Industry experts note that individuals with substantial salaries in the corporate sector are engaging in auto financing, while the average citizen perceives the current interest rates as prohibitive. Banks typically charge 3-5% above the Karachi Interbank Offered Rate (Kibor).
For instance, financing a locally assembled Suzuki Alto VXL AGS 660cc, priced at Rs3.04 million, over five years with a 30% down payment results in monthly installments of approximately Rs56,000-57,000, including Takaful and tracker charges. Previously, with a 22% interest rate, these installments ranged between Rs68,000-70,000.
Similarly, a Toyota Yaris Ativ CVT 1.3, priced at Rs5.62 million, would require monthly installments of Rs112,000-115,000 under the same terms, down from Rs122,000-124,000 in June 2024.
A banker explained that a buyer without other financial obligations would need a monthly salary of at least Rs150,000 to afford the Suzuki 660cc’s installments.
Auto parts maker and exporter Mashood Ali Khan observed that individuals earning over Rs200,000 per month are more inclined towards auto financing, especially for smaller vehicles. Those earning less find car leasing unaffordable due to high living costs.

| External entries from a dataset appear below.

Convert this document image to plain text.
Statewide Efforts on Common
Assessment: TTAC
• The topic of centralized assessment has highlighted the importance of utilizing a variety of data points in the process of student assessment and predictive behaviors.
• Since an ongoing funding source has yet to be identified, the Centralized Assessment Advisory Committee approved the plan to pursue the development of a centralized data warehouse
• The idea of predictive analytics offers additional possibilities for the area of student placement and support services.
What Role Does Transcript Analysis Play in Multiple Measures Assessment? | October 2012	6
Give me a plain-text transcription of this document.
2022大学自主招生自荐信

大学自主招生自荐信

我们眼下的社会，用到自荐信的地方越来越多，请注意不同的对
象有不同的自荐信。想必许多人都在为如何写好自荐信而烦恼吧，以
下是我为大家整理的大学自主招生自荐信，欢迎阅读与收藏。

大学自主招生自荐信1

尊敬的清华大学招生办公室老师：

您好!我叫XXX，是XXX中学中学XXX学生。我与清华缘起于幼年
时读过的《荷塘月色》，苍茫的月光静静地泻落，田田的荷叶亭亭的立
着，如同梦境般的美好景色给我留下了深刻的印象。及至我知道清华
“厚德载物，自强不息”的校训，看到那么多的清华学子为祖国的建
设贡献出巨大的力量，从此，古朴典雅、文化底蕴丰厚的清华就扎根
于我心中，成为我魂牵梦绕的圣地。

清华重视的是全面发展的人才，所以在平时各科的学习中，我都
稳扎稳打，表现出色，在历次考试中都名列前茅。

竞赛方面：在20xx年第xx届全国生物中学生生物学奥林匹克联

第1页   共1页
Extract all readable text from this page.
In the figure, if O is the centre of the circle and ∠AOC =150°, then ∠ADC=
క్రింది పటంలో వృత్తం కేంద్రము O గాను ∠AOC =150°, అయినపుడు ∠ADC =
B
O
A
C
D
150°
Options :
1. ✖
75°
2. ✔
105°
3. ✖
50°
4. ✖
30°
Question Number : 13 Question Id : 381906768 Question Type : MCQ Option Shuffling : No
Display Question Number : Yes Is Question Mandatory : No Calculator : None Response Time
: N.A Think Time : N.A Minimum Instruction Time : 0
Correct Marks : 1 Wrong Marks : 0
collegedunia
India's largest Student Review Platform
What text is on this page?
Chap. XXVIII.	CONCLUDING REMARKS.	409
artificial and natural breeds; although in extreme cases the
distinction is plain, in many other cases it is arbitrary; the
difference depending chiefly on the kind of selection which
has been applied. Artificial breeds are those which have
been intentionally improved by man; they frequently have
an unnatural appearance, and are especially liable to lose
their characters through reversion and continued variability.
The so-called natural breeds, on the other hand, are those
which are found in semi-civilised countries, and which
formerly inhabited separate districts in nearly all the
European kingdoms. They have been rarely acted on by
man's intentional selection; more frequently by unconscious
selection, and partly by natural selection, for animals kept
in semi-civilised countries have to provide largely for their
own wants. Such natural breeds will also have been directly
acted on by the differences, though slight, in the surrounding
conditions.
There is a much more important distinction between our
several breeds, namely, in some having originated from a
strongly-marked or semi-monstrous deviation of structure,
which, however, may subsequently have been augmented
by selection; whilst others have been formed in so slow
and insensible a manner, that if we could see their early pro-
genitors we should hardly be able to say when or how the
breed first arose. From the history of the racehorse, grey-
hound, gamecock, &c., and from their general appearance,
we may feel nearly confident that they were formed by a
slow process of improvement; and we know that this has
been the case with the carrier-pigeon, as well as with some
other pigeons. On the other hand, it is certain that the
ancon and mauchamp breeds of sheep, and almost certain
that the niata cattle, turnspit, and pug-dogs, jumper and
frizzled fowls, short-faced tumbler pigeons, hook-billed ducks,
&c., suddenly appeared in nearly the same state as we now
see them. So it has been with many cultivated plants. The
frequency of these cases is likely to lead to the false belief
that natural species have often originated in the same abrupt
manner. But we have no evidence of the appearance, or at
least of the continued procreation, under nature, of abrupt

Ali Asghar Jamali, CEO of Indus Motor Company, noted that the share of auto financing in Toyota vehicle sales has only marginally increased from 20% to 24% following the interest rate cut, indicating minimal improvement. He remains hopeful that future rate reductions will bolster auto financing.
Looking ahead, Jamali anticipates a surge in car purchases leading up to the FY26 budget, driven by increased imports of parts, new model launches, and attractive financing packages. He suggests that a single-digit interest rate could significantly boost auto financing and vehicle sales.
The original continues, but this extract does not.